Switching locale at runtime
Call MessageCatalog.locale("de_DE"). This fires <<LocaleChanged>> on the
root window — every widget holding a translation or value-format spec
re-resolves itself immediately.
value_format= is the easiest way to see this live, because number and date
formatting reacts to locale without any catalog setup:
import bootstack as bs
from bootstack import MessageCatalog
from datetime import date
app = bs.App(title="Switcher", minsize=(400, 200), settings=bs.AppSettings(locale="en_US"))
bs.Label(app, text=1234.56, value_format="currency", font="heading-md").pack(pady=10)
bs.Label(app, text=date.today(), value_format="longDate").pack()
bar = bs.PackFrame(app, direction="horizontal", gap=8)
bar.pack(pady=10)
bs.Button(bar, text="English", command=lambda: MessageCatalog.locale("en_US")).pack(side="left")
bs.Button(bar, text="Español", command=lambda: MessageCatalog.locale("es_ES")).pack(side="left")
bs.Button(bar, text="Deutsch", command=lambda: MessageCatalog.locale("de_DE")).pack(side="left")
app.mainloop()
Click a button and the currency symbol, decimal separator, and date order
all update immediately. Translated strings (L() specs) re-resolve the same
way, but you won't see a change unless a catalog with the target translations
is loaded — see Pointing the catalog at your domain
for that setup.
To listen for locale changes yourself:
def refresh_my_view(event):
print(f"locale is now {MessageCatalog.locale()}")
app.bind("<<LocaleChanged>>", refresh_my_view, add="+")
Reactive signals with value_format=
Widgets that take a Signal for their value also accept a value_format=
kwarg. The signal stays in its raw type (a number, a date) and the widget
displays it formatted for the current locale:
import bootstack as bs
app = bs.App(title="Live price", minsize=(400, 200), settings=bs.AppSettings(locale="fr_FR"))
price = bs.Signal(0.0)
# Display the signal as currency in the active locale
bs.Label(app, textsignal=price, value_format="currency").pack(pady=20)

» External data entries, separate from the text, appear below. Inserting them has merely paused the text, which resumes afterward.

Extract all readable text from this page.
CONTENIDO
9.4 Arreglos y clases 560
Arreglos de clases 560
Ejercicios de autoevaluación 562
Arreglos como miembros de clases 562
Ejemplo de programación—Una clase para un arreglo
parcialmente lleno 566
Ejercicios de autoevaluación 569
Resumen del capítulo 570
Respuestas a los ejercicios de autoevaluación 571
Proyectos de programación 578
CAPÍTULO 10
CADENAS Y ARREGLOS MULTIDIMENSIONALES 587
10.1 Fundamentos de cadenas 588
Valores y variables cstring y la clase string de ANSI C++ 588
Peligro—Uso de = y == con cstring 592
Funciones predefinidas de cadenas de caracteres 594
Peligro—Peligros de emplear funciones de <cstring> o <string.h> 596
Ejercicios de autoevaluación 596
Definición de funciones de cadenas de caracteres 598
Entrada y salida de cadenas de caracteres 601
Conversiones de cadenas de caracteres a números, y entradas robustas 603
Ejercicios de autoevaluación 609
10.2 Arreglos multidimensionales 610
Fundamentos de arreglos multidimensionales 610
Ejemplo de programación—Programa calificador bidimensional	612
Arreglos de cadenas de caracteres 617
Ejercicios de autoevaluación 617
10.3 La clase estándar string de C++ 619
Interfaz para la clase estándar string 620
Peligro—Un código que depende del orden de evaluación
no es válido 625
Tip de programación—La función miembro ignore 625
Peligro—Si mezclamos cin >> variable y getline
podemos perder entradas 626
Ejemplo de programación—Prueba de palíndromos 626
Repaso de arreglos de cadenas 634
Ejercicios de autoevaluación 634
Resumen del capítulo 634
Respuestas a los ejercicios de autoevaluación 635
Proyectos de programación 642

# price=12.5 → "12,50 €" in fr_FR; "$12.50" in en_US
bs.Button(app, text="Add 5", command=lambda: price.set(price.get() + 5)).pack()
app.mainloop()
When the locale switches, the displayed string re-formats automatically; when the signal updates, it formats with the current locale. This is the right tool for live-updating numeric displays (prices, counters, percentages).
Locale-aware widgets
Several input widgets honor the locale settings out of the box:
| Widget | What honors locale |
|---|---|
bs.DateEntry |
Display format (settings.date_format), first day of week |
bs.TimeEntry |
Display format (settings.time_format), 12/24-hour |
bs.NumericEntry |
Decimal separator, thousands separator |
bs.Calendar |
Month and weekday names |
These pick up format strings from app.settings (auto-derived from the
locale via Babel), so setting the locale typically gives you correct
formatting without further config. Override individual format strings via
bs.AppSettings if you need to:
app = bs.App(settings=bs.AppSettings(locale="en_GB", date_format="d MMM yyyy"))
Patterns
Language switcher in the title bar
The switcher calls MessageCatalog.locale() — but you need locale-sensitive
content on the page to see it work. LV() date and number formatting responds
immediately without any catalog setup:
import bootstack as bs
from bootstack import MessageCatalog
from datetime import date
app = bs.AppShell(title="Languages", minsize=(600, 300), settings=bs.AppSettings(locale="en_US"))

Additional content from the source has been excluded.